Saturday, October 14, 2006

Alienation From Vital Man

I’ve been thinking about this category of “vital man,” and for some reason I’ve been having difficulty putting it into words, even though I am quite familiar with the type of person we are talking about. I can tell in an instant if I am dealing with a vital man, but it happens on such an intuitive level that I’ve never really put words to it. But the more you develop spiritually, the more you will recognize a gulf between yourself and this kind of person.
--Robert Godwin

I believe that I intuitively understand something of what Dr. Godwin means by "vital man," and I share his growing sense of separateness and even alienation from individuals, groups, and even entire subcultures steeped in this orientation toward life. I also share his dismay with the coarsening (he might call it the de-subtilization of emotions) effect of this orientation at sporting events, in the media, and in the arts. But I wonder if it's really true that the "more you develop spiritually," the more you feel separated and alienated from "this kind of person."

Something deep within tells me that real spiritual development, at least at its highest levels, does not entail these feelings of separation and alienation. Quite the opposite actually. And what this suggests to me is that I have a long, long way to go. But what I wonder is whether I must first increasingly feel more separate from others before I can feel spiritually united with them, or whether a genuinely spiritual path never fosters this feeling of separateness or, at least, never regards it as any kind of virtue.


copithorne said...

Alienation is the experience of differentiation from your recent past and involves projection of qualities one is seeking to outgrow within oneself.
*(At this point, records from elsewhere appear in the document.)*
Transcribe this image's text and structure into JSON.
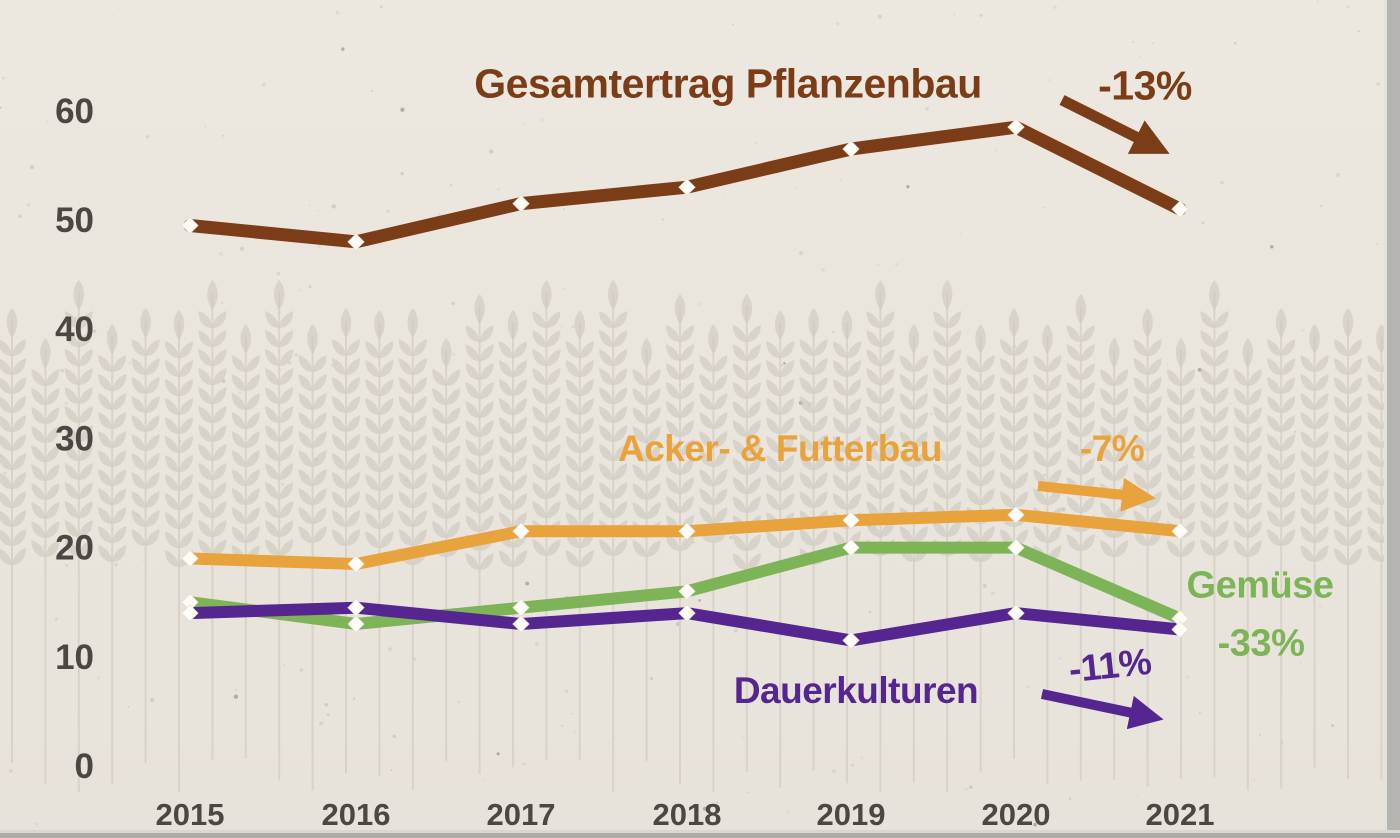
{
  "chart_data": {
    "type": "line",
    "title": "Gesamtertrag Pflanzenbau",
    "categories": [
      "2015",
      "2016",
      "2017",
      "2018",
      "2019",
      "2020",
      "2021"
    ],
    "y_ticks": [
      0,
      10,
      20,
      30,
      40,
      50,
      60
    ],
    "ylim": [
      0,
      60
    ],
    "grid": false,
    "legend_position": "inline-labels",
    "marker": "white-diamond",
    "series": [
      {
        "name": "Gesamtertrag Pflanzenbau",
        "values": [
          49.5,
          48,
          51.5,
          53,
          56.5,
          58.5,
          51
        ],
        "color": "#7b3d17",
        "change_label": "-13%"
      },
      {
        "name": "Acker- & Futterbau",
        "values": [
          19,
          18.5,
          21.5,
          21.5,
          22.5,
          23,
          21.5
        ],
        "color": "#e8a33c",
        "change_label": "-7%"
      },
      {
        "name": "Gemüse",
        "values": [
          15,
          13,
          14.5,
          16,
          20,
          20,
          13.5
        ],
        "color": "#7db457",
        "change_label": "-33%"
      },
      {
        "name": "Dauerkulturen",
        "values": [
          14,
          14.5,
          13,
          14,
          11.5,
          14,
          12.5
        ],
        "color": "#55268f",
        "change_label": "-11%"
      }
    ]
  },
  "labels": {
    "title": "Gesamtertrag Pflanzenbau",
    "title_change": "-13%",
    "acker": "Acker- & Futterbau",
    "acker_change": "-7%",
    "gemuese": "Gemüse",
    "gemuese_change": "-33%",
    "dauer": "Dauerkulturen",
    "dauer_change": "-11%"
  },
  "colors": {
    "paper": "#e9e5dd",
    "wheat": "#cfc9be",
    "axis_text": "#4b4742",
    "brown": "#7b3d17",
    "orange": "#e8a33c",
    "green": "#7db457",
    "purple": "#55268f"
  }
}
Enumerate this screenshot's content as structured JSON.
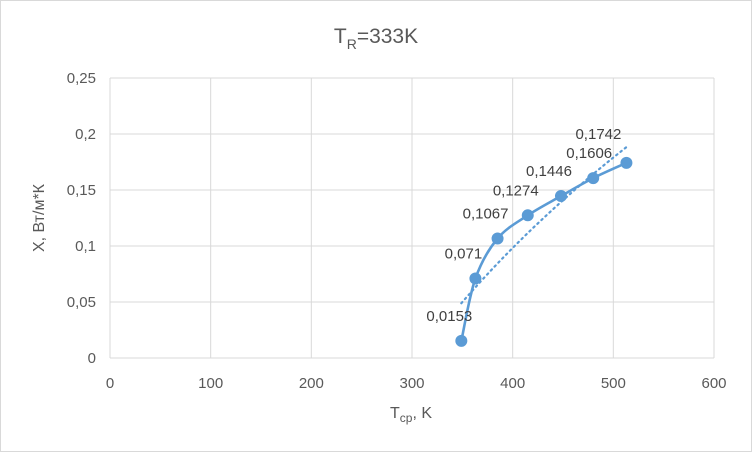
{
  "chart_data": {
    "type": "scatter",
    "title": "T",
    "title_sub": "R",
    "title_rest": "=333K",
    "xlabel": "T",
    "xlabel_sub": "ср",
    "xlabel_rest": ", K",
    "ylabel": "X, Вт/м*К",
    "xlim": [
      0,
      600
    ],
    "ylim": [
      0,
      0.25
    ],
    "x_ticks": [
      0,
      100,
      200,
      300,
      400,
      500,
      600
    ],
    "x_tick_labels": [
      "0",
      "100",
      "200",
      "300",
      "400",
      "500",
      "600"
    ],
    "y_ticks": [
      0,
      0.05,
      0.1,
      0.15,
      0.2,
      0.25
    ],
    "y_tick_labels": [
      "0",
      "0,05",
      "0,1",
      "0,15",
      "0,2",
      "0,25"
    ],
    "grid": true,
    "legend": "none",
    "series": [
      {
        "x": [
          349,
          363,
          385,
          415,
          448,
          480,
          513
        ],
        "y": [
          0.0153,
          0.071,
          0.1067,
          0.1274,
          0.1446,
          0.1606,
          0.1742
        ],
        "labels": [
          "0,0153",
          "0,071",
          "0,1067",
          "0,1274",
          "0,1446",
          "0,1606",
          "0,1742"
        ],
        "color": "#5b9bd5",
        "style": "smooth line with markers"
      }
    ],
    "trendline": {
      "type": "logarithmic",
      "style": "dotted",
      "color": "#5b9bd5",
      "x_range": [
        349,
        513
      ]
    }
  }
}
Once the growth is fully integrated, the process is completed with inclusion and harmony.

Anonymous said...

Years back I took a class on gender psychology and learned that
for the most part, the deep fear for women is that we will be abandoned.

The deep terror for most men is of being engulfed and of losing autonomy.
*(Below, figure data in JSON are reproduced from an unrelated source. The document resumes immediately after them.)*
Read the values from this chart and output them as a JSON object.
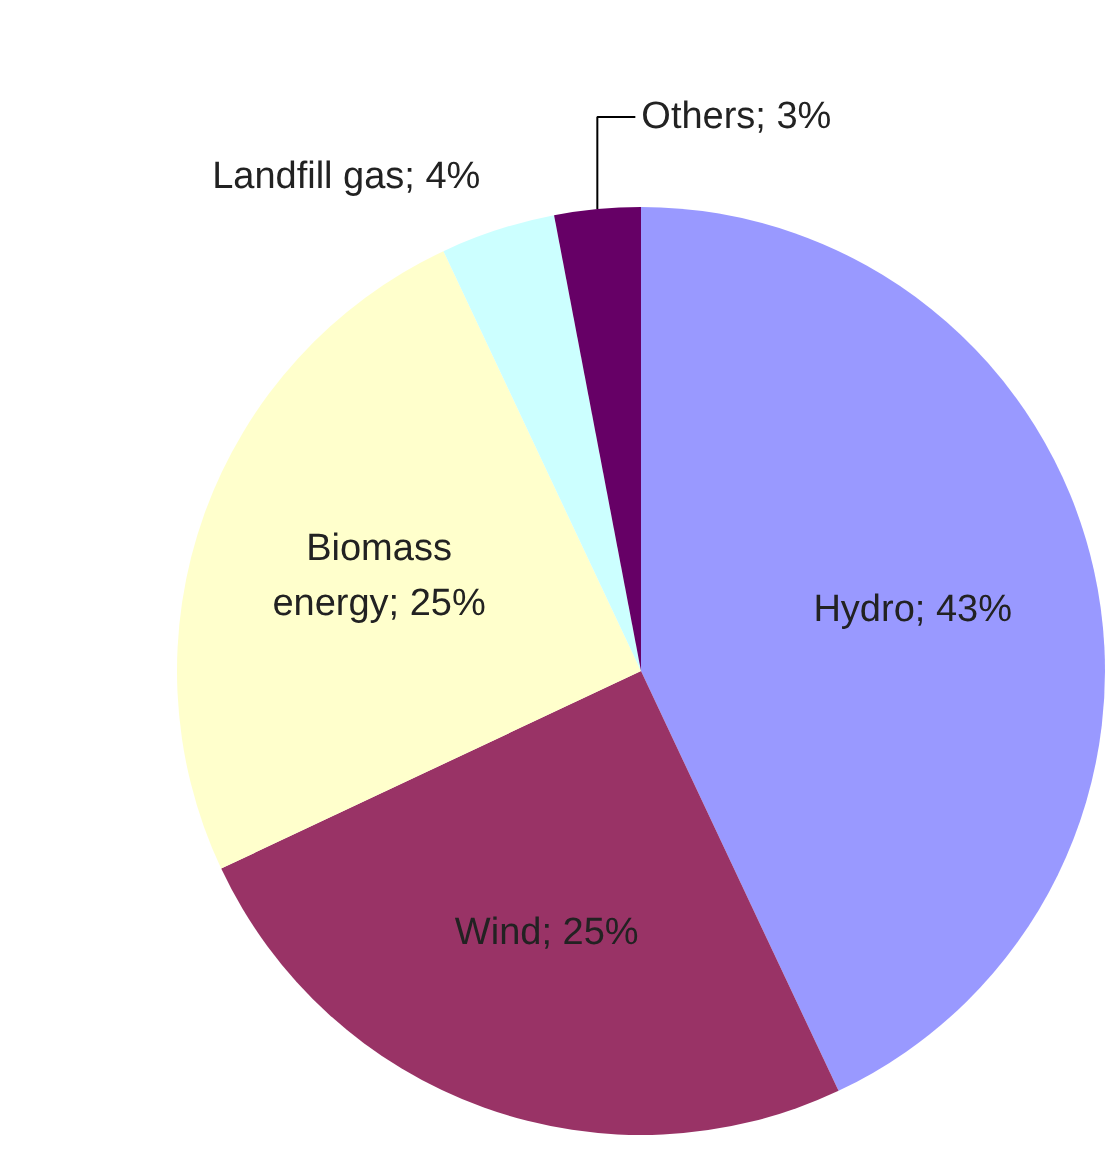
{
  "chart_data": {
    "type": "pie",
    "categories": [
      "Hydro; 43%",
      "Wind; 25%",
      "Biomass energy; 25%",
      "Landfill gas; 4%",
      "Others; 3%"
    ],
    "values": [
      43,
      25,
      25,
      4,
      3
    ],
    "colors": [
      "#9999ff",
      "#993366",
      "#ffffcc",
      "#ccffff",
      "#660066"
    ]
  }
}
So in states of reactive anxiety, women are apt to seek companionship, and when in reactive anxiety, men will deal emphasize separateness, even to the point of ignoring the brutal truth that when we are ill and vulnerable and need care, we will have every reason to hope that the nurse or aide who cares for our IV and changes our catheter and pee will be a kind and compassionate person.
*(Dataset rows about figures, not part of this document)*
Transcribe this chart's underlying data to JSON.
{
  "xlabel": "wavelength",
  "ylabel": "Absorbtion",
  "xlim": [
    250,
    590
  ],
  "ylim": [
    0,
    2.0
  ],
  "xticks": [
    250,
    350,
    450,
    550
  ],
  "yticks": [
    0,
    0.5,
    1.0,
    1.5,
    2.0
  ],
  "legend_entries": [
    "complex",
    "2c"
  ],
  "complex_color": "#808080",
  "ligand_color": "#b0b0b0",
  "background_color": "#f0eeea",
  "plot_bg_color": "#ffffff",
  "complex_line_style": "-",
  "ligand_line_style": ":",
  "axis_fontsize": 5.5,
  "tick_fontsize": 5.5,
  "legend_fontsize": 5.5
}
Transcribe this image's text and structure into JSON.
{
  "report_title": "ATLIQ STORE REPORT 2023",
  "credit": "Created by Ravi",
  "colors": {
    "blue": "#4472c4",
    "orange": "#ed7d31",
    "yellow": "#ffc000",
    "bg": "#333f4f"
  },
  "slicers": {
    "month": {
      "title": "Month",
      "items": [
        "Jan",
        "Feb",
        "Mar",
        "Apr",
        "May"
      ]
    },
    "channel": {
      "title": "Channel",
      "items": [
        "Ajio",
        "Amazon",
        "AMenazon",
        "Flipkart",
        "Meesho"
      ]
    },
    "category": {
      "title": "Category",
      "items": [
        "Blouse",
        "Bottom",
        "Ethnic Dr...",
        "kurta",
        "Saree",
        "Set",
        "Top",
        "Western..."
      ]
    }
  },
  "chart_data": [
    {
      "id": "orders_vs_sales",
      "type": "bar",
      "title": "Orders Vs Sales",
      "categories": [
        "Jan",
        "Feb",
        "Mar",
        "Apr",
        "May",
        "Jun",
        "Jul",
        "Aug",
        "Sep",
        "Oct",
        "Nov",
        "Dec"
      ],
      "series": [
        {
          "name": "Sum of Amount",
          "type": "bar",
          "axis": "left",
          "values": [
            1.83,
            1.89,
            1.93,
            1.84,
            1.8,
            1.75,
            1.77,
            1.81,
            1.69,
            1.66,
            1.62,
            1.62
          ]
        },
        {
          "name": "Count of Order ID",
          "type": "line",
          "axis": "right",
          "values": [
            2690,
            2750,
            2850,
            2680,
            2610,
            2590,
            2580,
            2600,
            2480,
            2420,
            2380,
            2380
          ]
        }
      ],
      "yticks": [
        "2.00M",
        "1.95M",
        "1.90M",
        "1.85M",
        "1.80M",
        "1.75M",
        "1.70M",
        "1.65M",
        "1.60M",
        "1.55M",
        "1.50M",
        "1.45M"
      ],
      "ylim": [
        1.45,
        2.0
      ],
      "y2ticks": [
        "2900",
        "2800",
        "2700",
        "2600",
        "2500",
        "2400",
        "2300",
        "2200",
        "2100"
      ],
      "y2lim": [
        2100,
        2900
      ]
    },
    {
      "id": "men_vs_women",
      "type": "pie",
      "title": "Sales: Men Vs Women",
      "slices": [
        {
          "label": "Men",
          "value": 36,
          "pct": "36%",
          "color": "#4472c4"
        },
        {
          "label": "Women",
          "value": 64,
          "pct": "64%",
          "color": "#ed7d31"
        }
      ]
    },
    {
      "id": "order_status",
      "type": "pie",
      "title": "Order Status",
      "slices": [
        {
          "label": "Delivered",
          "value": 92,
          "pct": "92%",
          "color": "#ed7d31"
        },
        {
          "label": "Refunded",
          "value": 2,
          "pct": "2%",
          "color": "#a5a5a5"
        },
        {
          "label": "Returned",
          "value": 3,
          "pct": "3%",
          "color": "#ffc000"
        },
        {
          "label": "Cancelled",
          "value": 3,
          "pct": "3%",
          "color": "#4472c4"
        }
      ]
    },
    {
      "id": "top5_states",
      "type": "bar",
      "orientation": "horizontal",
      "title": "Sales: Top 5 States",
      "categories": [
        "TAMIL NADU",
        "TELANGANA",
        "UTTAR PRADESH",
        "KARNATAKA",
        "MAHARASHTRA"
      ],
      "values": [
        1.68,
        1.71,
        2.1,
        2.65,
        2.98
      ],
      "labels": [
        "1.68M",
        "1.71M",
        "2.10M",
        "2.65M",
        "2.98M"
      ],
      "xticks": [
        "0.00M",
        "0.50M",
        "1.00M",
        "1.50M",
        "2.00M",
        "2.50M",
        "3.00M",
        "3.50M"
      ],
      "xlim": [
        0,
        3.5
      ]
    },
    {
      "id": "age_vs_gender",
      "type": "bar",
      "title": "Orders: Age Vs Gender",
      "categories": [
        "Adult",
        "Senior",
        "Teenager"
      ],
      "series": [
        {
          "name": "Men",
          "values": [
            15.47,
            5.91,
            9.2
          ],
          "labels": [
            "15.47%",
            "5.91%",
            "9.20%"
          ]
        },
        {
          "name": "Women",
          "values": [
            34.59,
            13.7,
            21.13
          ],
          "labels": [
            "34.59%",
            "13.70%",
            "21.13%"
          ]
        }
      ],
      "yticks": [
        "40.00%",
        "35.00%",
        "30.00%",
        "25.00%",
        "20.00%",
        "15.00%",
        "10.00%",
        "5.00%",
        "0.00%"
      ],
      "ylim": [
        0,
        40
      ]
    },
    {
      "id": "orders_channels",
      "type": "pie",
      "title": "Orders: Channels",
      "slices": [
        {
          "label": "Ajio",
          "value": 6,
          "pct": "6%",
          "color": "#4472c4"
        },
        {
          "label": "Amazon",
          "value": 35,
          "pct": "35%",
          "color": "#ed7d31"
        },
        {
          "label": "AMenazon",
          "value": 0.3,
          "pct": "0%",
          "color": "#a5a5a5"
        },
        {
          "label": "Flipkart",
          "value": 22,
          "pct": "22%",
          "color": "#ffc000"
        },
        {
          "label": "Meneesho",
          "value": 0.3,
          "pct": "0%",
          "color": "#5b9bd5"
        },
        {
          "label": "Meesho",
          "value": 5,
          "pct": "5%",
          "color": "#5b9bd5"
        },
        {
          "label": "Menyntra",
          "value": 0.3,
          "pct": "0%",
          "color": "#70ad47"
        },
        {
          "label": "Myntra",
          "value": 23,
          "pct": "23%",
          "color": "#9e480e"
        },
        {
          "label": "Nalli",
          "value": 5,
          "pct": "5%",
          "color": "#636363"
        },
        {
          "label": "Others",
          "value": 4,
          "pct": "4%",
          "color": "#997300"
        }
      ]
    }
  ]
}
The people who look after us when we get old are other people's children today.

If we dont find ways to make this a nurturing and compassionate world for today's children, our future caregivers will have a hard time cultivating compassion in relation to us.

A friend of mine was quadraplegic. He became friends with one of his nurses, a lady from the Philippines, because he spoke some Tagalog. So she always made a point of checking in on him.

One night, my friend had trouble breathing. The orderly who was supposed to suction his lungs came in, looked at him and didnt do it. Instead, he stole some bottles of narcotic right out of the cabinet and left X alone to die.

My pal had gigantic lung capacity and kept himself alive until morning, using disciplined breathing.

His Philipina nurse checked in on him the minute she arrived, and caught him just as he was starting to black out. She saved his life and their testimony exposed the drug addict orderly.

My friend took the trouble to be kind to a woman who had been someone else's child in the Philippines, half a world away.

This sense of connectedness this non-separateness generated an attitude that through a complex chain of cause and effect, saved my friend's life.

The person who will care for us when we are ill is probably someone elses child today and may be living half a world a way.

That is reason alone to look for common ground instead of emphasizing seperateness.